Rappel : Le 14 février 2003, le ministre des Affaires étrangères Dominique de Villepin déclarait au Conseil de sécurité des Nations Unies que « participer à la guerre en Irak sans avoir la preuve absolue de la présence d’armes de destruction massive et sans l’accord des Nations Unies n’était pas envisageable pour la France ». 10 ans plus tard, la France est le seul pays d’Europe à soutenir une frappe contre la Syrie… alors que la Russie a plusieurs fois indiqué que personne n’a présenté aucune preuve du fait que des armes chimiques ont été utilisées par le gouvernement syrien.

Rappel : on lit un peu partout, ici et , que « les rebelles syriens ont fait eux-mêmes exploser, par mauvaises manipulations, des bombes chimiques que leur avait fourni l’Arabie saoudite », ou encore que « les rebelles syriens assument la responsabilité des attaques chimiques ».

Soyons sérieux un instant : les rebelles – et personne ne sait à ce stade s’ils ont ou pas déclenché cette attaque chimique ci, même s’il est maintenant établie qu’ils ont déclenché l’attaque chimique du mois de mai dernier – avoueraient avoir déclenché des attaques chimiques, anéantissant ainsi leurs chances de voir les Etats Unis attaquer Assad ? Il faut, avec le monde arabe, ses médias et ses mensonges, à coté desquels les manipulateurs médiatiques occidentaux sont des débutants, toujours raison garder. A l’inverse, d’ailleurs, il est pertinent de se demander pourquoi Assad aurait été assez imprudent pour attirer l’attention des diplomates avec une attaque chimique, alors que le monde lui a démontré depuis deux ans qu’il peut tranquillement tuer sa population.

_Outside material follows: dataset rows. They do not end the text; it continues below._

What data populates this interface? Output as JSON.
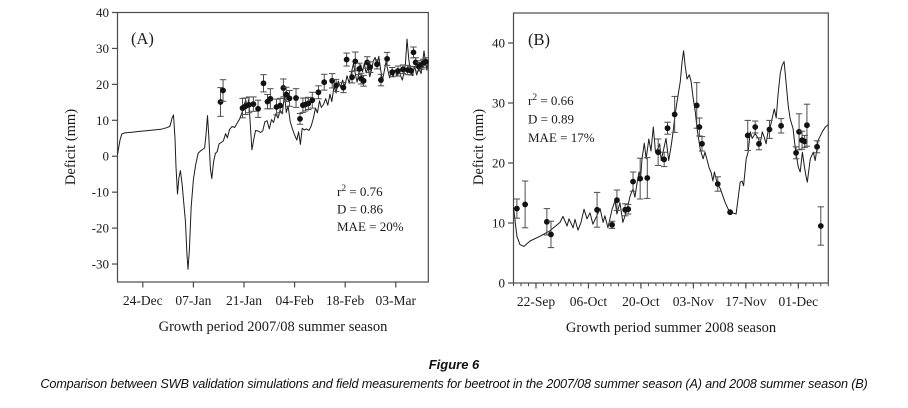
{
  "figure": {
    "caption_title": "Figure 6",
    "caption_body": "Comparison between SWB validation simulations and field measurements for beetroot in the 2007/08 summer season (A) and 2008 summer season (B)"
  },
  "chart_data": [
    {
      "type": "line",
      "panel_label": "(A)",
      "ylabel": "Deficit (mm)",
      "xlabel": "Growth period 2007/08 summer season",
      "ylim": [
        -35,
        40
      ],
      "yticks": [
        -30,
        -20,
        -10,
        0,
        10,
        20,
        30,
        40
      ],
      "grid": false,
      "legend_position": "none",
      "stats": {
        "r2": "0.76",
        "D": "0.86",
        "MAE": "20%"
      },
      "x_axis": {
        "days_total": 86,
        "minor_tick_every": null,
        "ticks": [
          {
            "day": 7,
            "label": "24-Dec"
          },
          {
            "day": 21,
            "label": "07-Jan"
          },
          {
            "day": 35,
            "label": "21-Jan"
          },
          {
            "day": 49,
            "label": "04-Feb"
          },
          {
            "day": 63,
            "label": "18-Feb"
          },
          {
            "day": 77,
            "label": "03-Mar"
          }
        ]
      },
      "series": [
        {
          "name": "SWB simulation",
          "type": "line",
          "x": [
            0,
            0.7,
            1.2,
            2,
            4,
            6,
            8,
            10,
            12,
            13.5,
            14.5,
            15.1,
            15.5,
            15.9,
            16.2,
            16.6,
            17,
            17.4,
            17.9,
            18.3,
            18.8,
            19.2,
            19.5,
            19.9,
            20.4,
            21,
            21.6,
            22.3,
            23,
            23.7,
            24.1,
            24.5,
            24.9,
            25.3,
            25.7,
            26.1,
            26.6,
            27.1,
            27.6,
            28.1,
            28.7,
            29.3,
            29.9,
            30.4,
            31,
            31.7,
            32.4,
            33.1,
            33.8,
            34.4,
            35,
            35.5,
            35.9,
            36.3,
            36.8,
            37.2,
            37.7,
            38.2,
            38.9,
            39.6,
            40.2,
            40.8,
            41.4,
            42,
            42.6,
            43.2,
            43.8,
            44.4,
            45,
            45.6,
            46.2,
            46.7,
            47.2,
            47.8,
            48.4,
            49,
            49.6,
            50.1,
            50.6,
            51.1,
            51.7,
            52.3,
            53,
            53.6,
            54.2,
            54.8,
            55.3,
            55.9,
            56.4,
            57,
            57.6,
            58.2,
            58.8,
            59.3,
            59.9,
            60.5,
            61.1,
            61.7,
            62.3,
            62.9,
            63.5,
            64.1,
            64.7,
            65.3,
            65.8,
            66.3,
            66.8,
            67.3,
            67.8,
            68.3,
            68.8,
            69.3,
            69.8,
            70.3,
            70.8,
            71.3,
            71.8,
            72.3,
            72.8,
            73.3,
            73.8,
            74.3,
            74.8,
            75.3,
            75.8,
            76.3,
            76.8,
            77.3,
            77.8,
            78.3,
            78.8,
            79.3,
            79.7,
            80.1,
            80.6,
            81,
            81.6,
            82.2,
            82.8,
            83.4,
            84,
            84.4,
            84.8,
            85.2,
            85.6,
            86
          ],
          "y": [
            0.5,
            4.5,
            6.2,
            6.5,
            6.7,
            6.9,
            7.1,
            7.3,
            7.5,
            7.9,
            8.3,
            10.6,
            11.5,
            5,
            -3,
            -10.5,
            -6,
            -4,
            -8,
            -12.5,
            -18,
            -27,
            -31.5,
            -26,
            -14,
            -6.5,
            -2.5,
            0.8,
            1.5,
            2,
            2.3,
            6,
            11.3,
            5,
            -3.5,
            -6.2,
            -1.5,
            0.8,
            1.3,
            3.5,
            3.8,
            4.3,
            6.3,
            5.1,
            7.4,
            8.3,
            8,
            9.2,
            10.4,
            12,
            14.2,
            15.6,
            13.6,
            15.8,
            8,
            1.8,
            4.6,
            7.2,
            7,
            6.6,
            7.1,
            9.6,
            9.9,
            7.6,
            10.2,
            9.4,
            11.8,
            10.6,
            12.9,
            11.8,
            17.3,
            12.2,
            14,
            9.6,
            7.6,
            5.9,
            4.5,
            6.8,
            3.3,
            7.8,
            7.3,
            7.6,
            7.2,
            8.4,
            10.6,
            13.4,
            12.1,
            15.4,
            13.6,
            14.4,
            16,
            14.2,
            17.3,
            15.2,
            19.4,
            17.6,
            20.9,
            19.2,
            21.2,
            19.4,
            22.4,
            20.3,
            23.2,
            25.8,
            22.9,
            20.6,
            23.3,
            25.5,
            23.5,
            25.8,
            23.2,
            24.6,
            22.1,
            24.1,
            26.6,
            27.5,
            25.1,
            27.8,
            24.2,
            21.1,
            23.6,
            26.3,
            24,
            21.8,
            23.8,
            22.1,
            24,
            22.3,
            24.4,
            22.5,
            21.2,
            23.3,
            26,
            32.6,
            27,
            24,
            22.4,
            25,
            22.6,
            24.6,
            23,
            26,
            29.3,
            26.5,
            24,
            26.6
          ]
        },
        {
          "name": "Field measurements",
          "type": "scatter_errorbar",
          "points_format": [
            "day",
            "deficit_mm",
            "error_mm"
          ],
          "points": [
            [
              28.5,
              15.1,
              4
            ],
            [
              29.2,
              18.3,
              3
            ],
            [
              34.6,
              13.4,
              2.7
            ],
            [
              35.4,
              13.9,
              2.3
            ],
            [
              36.4,
              14.3,
              2.2
            ],
            [
              37.6,
              14.5,
              2
            ],
            [
              38.9,
              13.2,
              2.4
            ],
            [
              40.4,
              20.3,
              2.4
            ],
            [
              41.5,
              15.2,
              2
            ],
            [
              42.3,
              16,
              2.8
            ],
            [
              44,
              13.7,
              2.2
            ],
            [
              45,
              14.1,
              2
            ],
            [
              45.9,
              19,
              2.5
            ],
            [
              46.7,
              17.2,
              2
            ],
            [
              47.6,
              16.1,
              2.2
            ],
            [
              49.4,
              16.2,
              2.6
            ],
            [
              50.5,
              10.4,
              1.5
            ],
            [
              51.3,
              14.2,
              2
            ],
            [
              52,
              14.4,
              1.8
            ],
            [
              52.8,
              14.7,
              1.7
            ],
            [
              53.9,
              15.6,
              2.2
            ],
            [
              55.6,
              17.8,
              1.8
            ],
            [
              57.2,
              20.6,
              2.2
            ],
            [
              59.4,
              21,
              2
            ],
            [
              60.5,
              19.7,
              1.7
            ],
            [
              62.5,
              19.1,
              1.4
            ],
            [
              63.4,
              26.9,
              1.8
            ],
            [
              64.9,
              22,
              1.6
            ],
            [
              65.8,
              26.4,
              2.6
            ],
            [
              66.9,
              24.3,
              1.6
            ],
            [
              67.4,
              21.6,
              1.5
            ],
            [
              68.1,
              21,
              1.5
            ],
            [
              69.1,
              26.1,
              1.6
            ],
            [
              69.9,
              24.8,
              1.5
            ],
            [
              71.8,
              25.6,
              1.3
            ],
            [
              72.9,
              21.2,
              1.6
            ],
            [
              74.6,
              27.1,
              1.8
            ],
            [
              76,
              23.4,
              1.3
            ],
            [
              77.6,
              23.7,
              1.4
            ],
            [
              79,
              24.2,
              1.2
            ],
            [
              80.3,
              24,
              1.3
            ],
            [
              81.2,
              23.8,
              1.2
            ],
            [
              81.9,
              28.9,
              1.5
            ],
            [
              82.5,
              26.1,
              1.3
            ],
            [
              83.4,
              24.9,
              1.2
            ],
            [
              84.1,
              25.4,
              1.2
            ],
            [
              84.6,
              25.8,
              1.2
            ],
            [
              85.3,
              26.3,
              1.1
            ]
          ]
        }
      ]
    },
    {
      "type": "line",
      "panel_label": "(B)",
      "ylabel": "Deficit (mm)",
      "xlabel": "Growth period summer 2008 season",
      "ylim": [
        0,
        45
      ],
      "yticks": [
        0,
        10,
        20,
        30,
        40
      ],
      "grid": false,
      "legend_position": "none",
      "stats": {
        "r2": "0.66",
        "D": "0.89",
        "MAE": "17%"
      },
      "x_axis": {
        "days_total": 84,
        "minor_tick_every": 2,
        "ticks": [
          {
            "day": 6,
            "label": "22-Sep"
          },
          {
            "day": 20,
            "label": "06-Oct"
          },
          {
            "day": 34,
            "label": "20-Oct"
          },
          {
            "day": 48,
            "label": "03-Nov"
          },
          {
            "day": 62,
            "label": "17-Nov"
          },
          {
            "day": 76,
            "label": "01-Dec"
          }
        ]
      },
      "series": [
        {
          "name": "SWB simulation",
          "type": "line",
          "x": [
            0,
            0.9,
            1.7,
            2.8,
            4.4,
            7.1,
            9.7,
            12.4,
            13.2,
            14.3,
            14.8,
            15.9,
            16.4,
            17.2,
            18,
            18.8,
            19.6,
            20.4,
            21.2,
            22.3,
            23.1,
            23.9,
            24.4,
            25.2,
            26.3,
            27.1,
            27.6,
            28.4,
            29.2,
            30.3,
            31.1,
            31.9,
            32.4,
            33,
            33.5,
            33.9,
            34.3,
            34.9,
            35.4,
            36.1,
            36.7,
            37.3,
            37.9,
            38.6,
            39,
            39.4,
            40.1,
            40.7,
            41.4,
            42.1,
            42.6,
            43.1,
            43.7,
            44.5,
            45,
            45.4,
            45.8,
            46.3,
            46.9,
            47.4,
            47.9,
            48.5,
            49,
            49.8,
            50.6,
            51.1,
            51.7,
            52.2,
            52.7,
            53.2,
            53.6,
            54.4,
            55.2,
            55.7,
            56.5,
            57.3,
            58.4,
            59.4,
            60.5,
            61,
            61.4,
            62.1,
            62.6,
            63.2,
            63.7,
            64.5,
            65.3,
            65.8,
            66.4,
            66.9,
            67.4,
            68,
            68.5,
            69,
            69.6,
            70.1,
            70.6,
            71.2,
            71.7,
            72.2,
            72.8,
            73.3,
            73.8,
            74.6,
            75.2,
            76,
            76.5,
            77.1,
            77.6,
            78,
            78.4,
            79.2,
            80,
            80.5,
            81.3,
            82.4,
            83.2,
            84
          ],
          "y": [
            12.6,
            7.8,
            6.4,
            6.1,
            7,
            7.8,
            8.7,
            10.1,
            11.1,
            9.5,
            10.7,
            9.2,
            10.6,
            8.8,
            10.1,
            12.3,
            10.7,
            11.7,
            9.8,
            11.3,
            12.4,
            10.1,
            11.2,
            9.2,
            12.3,
            13.7,
            11.5,
            13.4,
            10.1,
            12.3,
            14.5,
            15.7,
            14.3,
            16.8,
            18.5,
            17.3,
            20.7,
            23.3,
            20.7,
            24,
            22,
            26,
            21.8,
            22.5,
            23.2,
            20.4,
            22.4,
            24.1,
            20.4,
            23,
            25.2,
            28,
            30.5,
            33.6,
            36.9,
            38.7,
            36.3,
            34,
            34.7,
            33.6,
            31,
            28.5,
            25.7,
            22.4,
            20.7,
            21.8,
            20.4,
            19.2,
            18.5,
            17,
            18.5,
            16.5,
            15.7,
            14.8,
            13.4,
            12.3,
            11.7,
            11.5,
            16.8,
            17,
            16.2,
            20.7,
            21.8,
            25.2,
            24.1,
            24.9,
            24.1,
            23.2,
            25.2,
            24.3,
            23.2,
            25.5,
            26,
            27.4,
            29,
            27.5,
            31.5,
            35,
            36.3,
            36.9,
            33,
            29.6,
            27.4,
            25.7,
            22.4,
            19.3,
            18.5,
            21.8,
            19.5,
            18,
            16.8,
            20.7,
            21.8,
            20.4,
            23.8,
            25.2,
            26,
            26.4
          ]
        },
        {
          "name": "Field measurements",
          "type": "scatter_errorbar",
          "points_format": [
            "day",
            "deficit_mm",
            "error_mm"
          ],
          "points": [
            [
              0.9,
              12.4,
              1.6
            ],
            [
              3.1,
              13.1,
              3.9
            ],
            [
              8.9,
              10.2,
              2.2
            ],
            [
              10,
              8.1,
              2.2
            ],
            [
              22.3,
              12.2,
              2.9
            ],
            [
              26.3,
              9.7,
              0.6
            ],
            [
              27.6,
              13.8,
              1.7
            ],
            [
              29.8,
              12.2,
              1
            ],
            [
              30.6,
              12.3,
              0.8
            ],
            [
              31.9,
              16.9,
              1.6
            ],
            [
              33.8,
              17.4,
              3.4
            ],
            [
              35.7,
              17.5,
              3.4
            ],
            [
              38.6,
              21.8,
              2.2
            ],
            [
              40.2,
              20.6,
              1.2
            ],
            [
              41.1,
              25.8,
              1
            ],
            [
              43,
              28.1,
              3
            ],
            [
              48.9,
              29.6,
              3.8
            ],
            [
              49.6,
              26,
              1.5
            ],
            [
              50.3,
              23.2,
              1.2
            ],
            [
              54.5,
              16.5,
              1.2
            ],
            [
              57.8,
              11.8,
              0
            ],
            [
              62.5,
              24.6,
              2.5
            ],
            [
              64.5,
              26,
              1
            ],
            [
              65.5,
              23.2,
              1
            ],
            [
              68.3,
              25.6,
              1.5
            ],
            [
              71.4,
              26.2,
              1.2
            ],
            [
              75.4,
              21.7,
              1
            ],
            [
              76.2,
              25.2,
              3
            ],
            [
              77,
              23.8,
              1.5
            ],
            [
              77.7,
              23.6,
              1
            ],
            [
              78.3,
              26.3,
              3.5
            ],
            [
              81,
              22.7,
              1
            ],
            [
              82,
              9.5,
              3.2
            ]
          ]
        }
      ]
    }
  ]
}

Par contre, voici quelques images que les médias traditionnels seront gênés de vous montrer :

John Kerry/ Assad, diner en ville à Damas en 2009

Kerry dinant en couple avec Assad, en 2009, dans un restaurant de Damas, juste avant le déclenchement de la guerre civile aux 100 000 morts dont le monde entier se lave les mains – jusqu’à ce que la ligue arabe soudainement demande aux occidentaux de « prendre leurs responsabilités » et d’attaquer Assad. La ligue arabe, dont la détestation de l’Occident égale le nombre de puits de pétrole, n’envisage pas un seul instant de « prendre ses responsabilités » dans le conflit sunnite/ chiite qui ensanglante la Syrie, mais elle exige de l’Occident – qui n’y comprend rien – qu’il fasse la sale besogne. John Kerry, secrétaire d’Etat de la première puissance mondiale qui a traité cette semaine al Assad de voyou, souhaite que vous ne diffusiez pas cette photo.